If a small molecule inhibitor of complex I were toblock the transfer of electrons from the Fe-S chain in complex I to coenzyme Q predict the following (assume oxygen is in ample supply):

a. Redox state (you can simply state “oxidized” or “reduced”) of:

i. FMN

ii. Complex II Fe-S centers

iii. Cyt c₁

iv. Cu_b

b. Flux through the citric acid cycle (you can simply state “increased” or “decreased”).

c. Explain the rationale for your answer to “ii.” (redox state of complex II Fe-S centers) and “b.” (Flux of the citric acid cycle)

Answer 1

a.

i. FMN - reduced

ii. Complex II Fe-S center - oxidized

iii. cyt c1 - oxidized

iv. Cub - oxidized

b. Flux through the citric acid cycle - decreased.

c. The redox status of complex Fe-S centers depends on the availability of FADH₂ which transfers electron to coenzyme Q. In case of inhibition of electron transfer from NADPH to coenzyme Q via complex 1, FADH₂ is the only reducing cofactor available to operate the electronic transport chain. FADH₂ is formed in citric acid cycle as well as fatty acid oxidation, and remains available to the mitochondrial electron transport chain. Therfore, FADH₂ will reduce the Fe-S of complex II, followed by electron transfer ultimately to oxygen. After consumption of FADH₂, Fe-S become oxidized again ready to accept electron.
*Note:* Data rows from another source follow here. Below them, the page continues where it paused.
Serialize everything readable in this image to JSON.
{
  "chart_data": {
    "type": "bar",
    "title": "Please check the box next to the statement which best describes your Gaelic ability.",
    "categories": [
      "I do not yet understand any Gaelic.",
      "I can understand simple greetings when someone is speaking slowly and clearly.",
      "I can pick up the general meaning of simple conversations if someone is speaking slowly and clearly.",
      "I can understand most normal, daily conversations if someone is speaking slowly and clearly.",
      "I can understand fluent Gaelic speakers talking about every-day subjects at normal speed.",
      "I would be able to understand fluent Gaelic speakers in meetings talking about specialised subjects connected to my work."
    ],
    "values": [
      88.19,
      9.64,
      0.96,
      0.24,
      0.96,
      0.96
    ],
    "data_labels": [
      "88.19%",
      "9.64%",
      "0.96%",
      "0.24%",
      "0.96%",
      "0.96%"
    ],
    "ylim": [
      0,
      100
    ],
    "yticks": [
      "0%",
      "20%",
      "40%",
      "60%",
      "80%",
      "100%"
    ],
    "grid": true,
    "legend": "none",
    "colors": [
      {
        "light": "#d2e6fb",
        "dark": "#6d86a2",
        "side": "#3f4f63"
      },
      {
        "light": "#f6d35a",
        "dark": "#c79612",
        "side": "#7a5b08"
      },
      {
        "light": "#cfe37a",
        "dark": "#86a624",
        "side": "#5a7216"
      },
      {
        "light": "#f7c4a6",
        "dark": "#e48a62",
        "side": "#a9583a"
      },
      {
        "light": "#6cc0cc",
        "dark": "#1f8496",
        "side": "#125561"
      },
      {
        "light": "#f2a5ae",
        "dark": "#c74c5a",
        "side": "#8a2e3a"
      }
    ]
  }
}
The flux through citric acid cycle will decrease bacause NADPH will not be utilized in mitochondrial electron transport chain due to presence of inhibitor. However, FADH₂ will be utilized via complex ii. Therefore to avoid further formation of NADPH in citric acid cycle, alternative pathways like fatty acid oxidation will be activated to produce more FADH₂, lowering the citric acid cycle flux.